Tears pooled in her eyes. “I truly think inside he’s a lost little boy who doesn’t know how to tame the emotions raging inside him. Not that any of this excuses how he acted, how he treated you. It never will. But it is a little insight into what transformed him into who he became, I suppose. If only I’d . . .”

She sipped her tea and shrugged. “Well, that’s in the past. Nothing can be done to change the past. I’m beginning to accept that life doesn’t always turn out the way we hoped or expected. And life is getting better now, brighter even, despite all the mistakes I made and all I’ve lost. Did I tell you I joined the garden club?”
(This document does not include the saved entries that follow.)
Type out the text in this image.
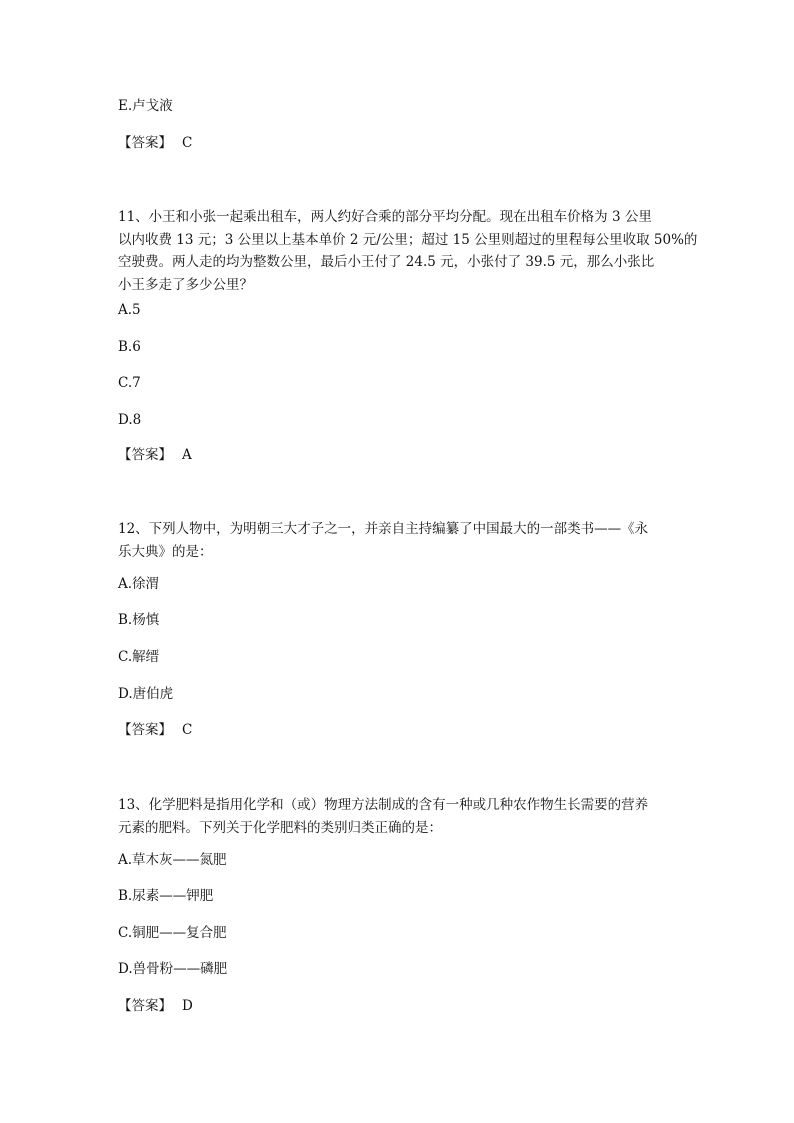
E.卢戈液
【答案】 C
11、小王和小张一起乘出租车，两人约好合乘的部分平均分配。现在出租车价格为 3 公里
以内收费 13 元；3 公里以上基本单价 2 元/公里；超过 15 公里则超过的里程每公里收取 50%的
空驶费。两人走的均为整数公里，最后小王付了 24.5 元，小张付了 39.5 元，那么小张比
小王多走了多少公里？
A.5
B.6
C.7
D.8
【答案】 A
12、下列人物中，为明朝三大才子之一，并亲自主持编纂了中国最大的一部类书——《永
乐大典》的是：
A.徐渭
B.杨慎
C.解缙
D.唐伯虎
【答案】 C
13、化学肥料是指用化学和（或）物理方法制成的含有一种或几种农作物生长需要的营养
元素的肥料。下列关于化学肥料的类别归类正确的是：
A.草木灰——氮肥
B.尿素——钾肥
C.铜肥——复合肥
D.兽骨粉——磷肥
【答案】 D
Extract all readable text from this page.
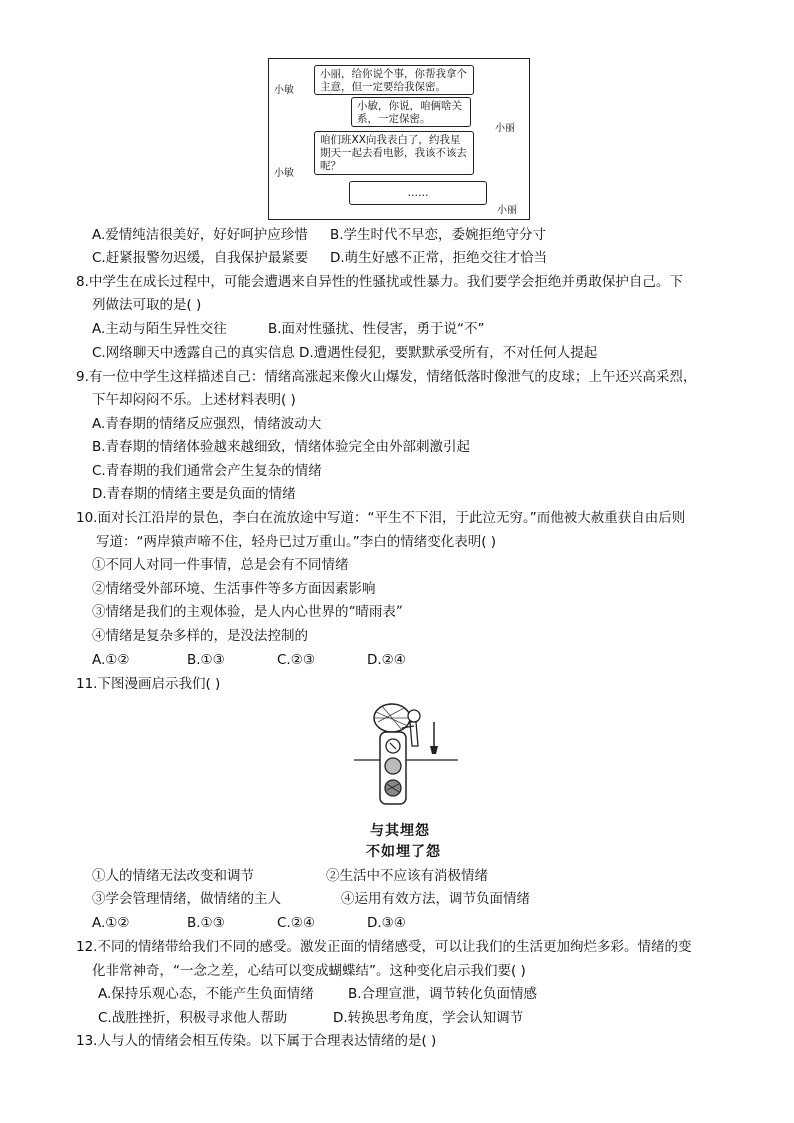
小丽，给你说个事，你帮我拿个主意，但一定要给我保密。
小敏
小敏，你说，咱俩啥关系，一定保密。
小丽
咱们班XX向我表白了，约我星期天一起去看电影，我该不该去呢？
小敏
……
小丽
A.爱情纯洁很美好，好好呵护应珍惜 B.学生时代不早恋，委婉拒绝守分寸
C.赶紧报警勿迟缓，自我保护最紧要 D.萌生好感不正常，拒绝交往才恰当
8.中学生在成长过程中，可能会遭遇来自异性的性骚扰或性暴力。我们要学会拒绝并勇敢保护自己。下
列做法可取的是( )
A.主动与陌生异性交往	B.面对性骚扰、性侵害，勇于说“不”
C.网络聊天中透露自己的真实信息 D.遭遇性侵犯，要默默承受所有，不对任何人提起
9.有一位中学生这样描述自己：情绪高涨起来像火山爆发，情绪低落时像泄气的皮球；上午还兴高采烈，
下午却闷闷不乐。上述材料表明( )
A.青春期的情绪反应强烈，情绪波动大
B.青春期的情绪体验越来越细致，情绪体验完全由外部刺激引起
C.青春期的我们通常会产生复杂的情绪
D.青春期的情绪主要是负面的情绪
10.面对长江沿岸的景色，李白在流放途中写道：“平生不下泪，于此泣无穷。”而他被大赦重获自由后则
写道：“两岸猿声啼不住，轻舟已过万重山。”李白的情绪变化表明( )
①不同人对同一件事情，总是会有不同情绪
②情绪受外部环境、生活事件等多方面因素影响
③情绪是我们的主观体验，是人内心世界的“晴雨表”
④情绪是复杂多样的，是没法控制的
A.①②	B.①③	C.②③	D.②④
11.下图漫画启示我们( )
与其埋怨
不如埋了怨
①人的情绪无法改变和调节	②生活中不应该有消极情绪
③学会管理情绪，做情绪的主人	④运用有效方法，调节负面情绪
A.①②	B.①③	C.②④	D.③④
12.不同的情绪带给我们不同的感受。激发正面的情绪感受，可以让我们的生活更加绚烂多彩。情绪的变
化非常神奇，“一念之差，心结可以变成蝴蝶结”。这种变化启示我们要( )
A.保持乐观心态，不能产生负面情绪	B.合理宣泄，调节转化负面情感
C.战胜挫折，积极寻求他人帮助	D.转换思考角度，学会认知调节
13.人与人的情绪会相互传染。以下属于合理表达情绪的是( )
“No, what does a garden club do?”

Marjorie laughed, and pushed a strand of her chin length hair behind her ear. “We talk about gardens and what we should do with our gardens and how to grow gardens. It’s very titillating conversation.”

I sat across from her and stirred cream into my tea. “Marjorie, I’ve never told Jackson about Hank.”

She looked at me, tea cup braced between her hands. “I know,” she said. “And I haven’t either. I can’t imagine what we’d say to him. He’s too young to understand. Maybe someday, but not now. I think it’s the right thing, keeping his father a topic to be discussed when he’s older.”

Sunlight poured across Marjorie’s dining room, wallpaper with pink roses she’d had installed the year after her husband died. She wanted to change everything about her life, she said, and after the bright wallpaper and hardwood floors, she’d had her hair cut short into a modern bob. When Edith spun the chair around so Marjorie could see herself in the mirror the reaction was visceral and sudden. Her head fell into her hands and she cried at the transformation. It was a visual representation of her internal revolution.

Out the dining room window in the backyard, Jackson drove his dump trucks through the mud, the front of his shirt and jeans stained brown.

Marjorie reached over and laid her hand over mine. “I know I’ve said it before, Blanche, but thank you so much for bringing Jackson to see me. Watching him grow up has been such a blessing and has filled so many empty places in my heart.”

“Actually, Marjorie,” I said, squeezing her hand. “Our visits have done the same for me.”